Giornata contraddittoria, la domenica appena trascorsa negli Stati Uniti, per la campagna elettorale di Usa 2016: se il candidato repubblicano Donald Trump viene contraddetto, sul palco dei comizi, dal maggior leader del suo partito, lo speaker della Camera Paul Ryan, e dal suo vice Mike Pence, sulle accuse di voto truccato e sull’ingerenza degli hacker russi, ma ricava indicazioni incoraggianti dal sondaggio di Wp/Abc, secondo cui l’impatto degli scandali sessuali degli ultimi dieci giorni sarebbe scarso sui potenziali elettori. Il rilevamento ha, però, un margine d’errore molto alto.
Quasi il 70 per cento degli intervistati crede che Trump abbia realmente fatto avances sessuali eccessive e una maggioranza ritiene che le sue scuse per video e audio sessisti non siano sincere. Malgrado ciò, nelle intenzioni di voto a livello nazionale, la candidata democratica Hillary Clinton è avanti appena di quattro punti: 47 per cento a 43 per cento in una gara a quattro. Un’analisi dei dati a livello statale indica, però, che, in questa situazione, Hillary otterrebbe una larga maggioranza a livello di Collegio elettorale.
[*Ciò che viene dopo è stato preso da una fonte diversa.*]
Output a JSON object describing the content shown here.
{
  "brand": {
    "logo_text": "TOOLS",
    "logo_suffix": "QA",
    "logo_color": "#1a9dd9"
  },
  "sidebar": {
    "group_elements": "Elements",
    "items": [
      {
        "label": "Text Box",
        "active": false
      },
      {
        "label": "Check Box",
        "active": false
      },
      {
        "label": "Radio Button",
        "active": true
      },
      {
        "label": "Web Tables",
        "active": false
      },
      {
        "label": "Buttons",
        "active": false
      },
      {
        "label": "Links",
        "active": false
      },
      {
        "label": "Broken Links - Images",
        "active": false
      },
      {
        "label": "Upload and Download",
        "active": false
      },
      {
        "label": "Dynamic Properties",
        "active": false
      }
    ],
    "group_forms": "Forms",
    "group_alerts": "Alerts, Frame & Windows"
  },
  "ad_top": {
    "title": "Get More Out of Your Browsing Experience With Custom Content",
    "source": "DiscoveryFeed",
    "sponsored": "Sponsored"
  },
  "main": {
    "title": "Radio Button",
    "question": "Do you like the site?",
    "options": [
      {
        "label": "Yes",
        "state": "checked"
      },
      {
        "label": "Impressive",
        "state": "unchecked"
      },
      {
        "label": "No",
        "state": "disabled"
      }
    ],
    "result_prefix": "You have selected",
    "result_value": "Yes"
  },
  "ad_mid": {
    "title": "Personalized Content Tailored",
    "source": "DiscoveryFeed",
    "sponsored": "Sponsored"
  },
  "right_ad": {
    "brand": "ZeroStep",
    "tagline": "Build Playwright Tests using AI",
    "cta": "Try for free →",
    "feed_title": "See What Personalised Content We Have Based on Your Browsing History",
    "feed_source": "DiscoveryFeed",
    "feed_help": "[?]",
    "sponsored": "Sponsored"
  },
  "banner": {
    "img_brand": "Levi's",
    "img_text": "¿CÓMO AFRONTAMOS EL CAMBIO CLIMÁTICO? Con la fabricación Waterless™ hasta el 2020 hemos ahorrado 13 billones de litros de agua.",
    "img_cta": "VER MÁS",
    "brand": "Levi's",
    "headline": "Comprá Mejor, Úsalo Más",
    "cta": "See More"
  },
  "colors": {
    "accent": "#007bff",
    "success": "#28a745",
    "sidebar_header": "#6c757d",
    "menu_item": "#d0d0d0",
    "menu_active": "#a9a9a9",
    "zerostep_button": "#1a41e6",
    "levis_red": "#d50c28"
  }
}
RYAN NON CREDE AI BROGLI (E PENCE CREDE CHE GLI HACKERS SIANO RUSSI)
Le ripetute asserzioni fatte da Trump su un complotto della stampa contro di lui e sul rischio le elezioni siano truccate innescano un commento critico del portavoce dello speaker della Camera: “La nostra democrazia è basata sulla fiducia nei risultati delle elezioni e Paul Ryan confida che gli Stati condurranno il voto con integrità”.
Il numero due del ticket repubblicano Pence ha dal canto suo assicurato che lui e Trump rispetteranno ”la volontà del popolo americano” espressa l’8 Novembre e ha chiosato le affermazioni del magnate sul voto truccato, che sarebbero frutto della frustrazione per gli ”evidenti pregiudizi nei media nazionali”.
Ma di lì a poco Trump è stato di nuovo esplicito: ”Le elezioni sono assolutamente truccate da media disonesti e falsi che sostengono la corrotta Hillary, ma sono anche alterate in molti seggi elettorali”.
Pence ha pure contraddetto Trump sull’eventuale ruolo di hacker russi nel carpire e diffondere corrispondenza elettronica della campagna democratica: Mosca – ha detto Pence – dovrà affrontare ”severe conseguenze” se ha compromesso la sicurezza della corrispondenza elettronica negli Usa.
UN DONATORE NON SI TIRA INDIETRO
Incurante della valanga di accuse di molestie contro Trump, Peter Thiel, co-fondatore di PayPal e magnate dell’informatica, gli verserà, secondo fonti a lui vicine citate dalla stampa americana, 1,25 milioni di dollari.
Thiel, uno dei pochi miliardari Usa apertamente gay, è praticamente l’unico “trumpiano” di rilievo nella comunità high-tech della Silicon Valley. Nell’elenco molto ristretto dei grandi donatori pro Trump, ci sono pure Robert Mercer (hedge fund Renaissance Technologies), che con la sorella Rebekah ha dato 15,5 milioni di dollari, e Geoffrey Palmer, un immobiliarista di Los Angeles, che ha dato 2 milioni di dollari.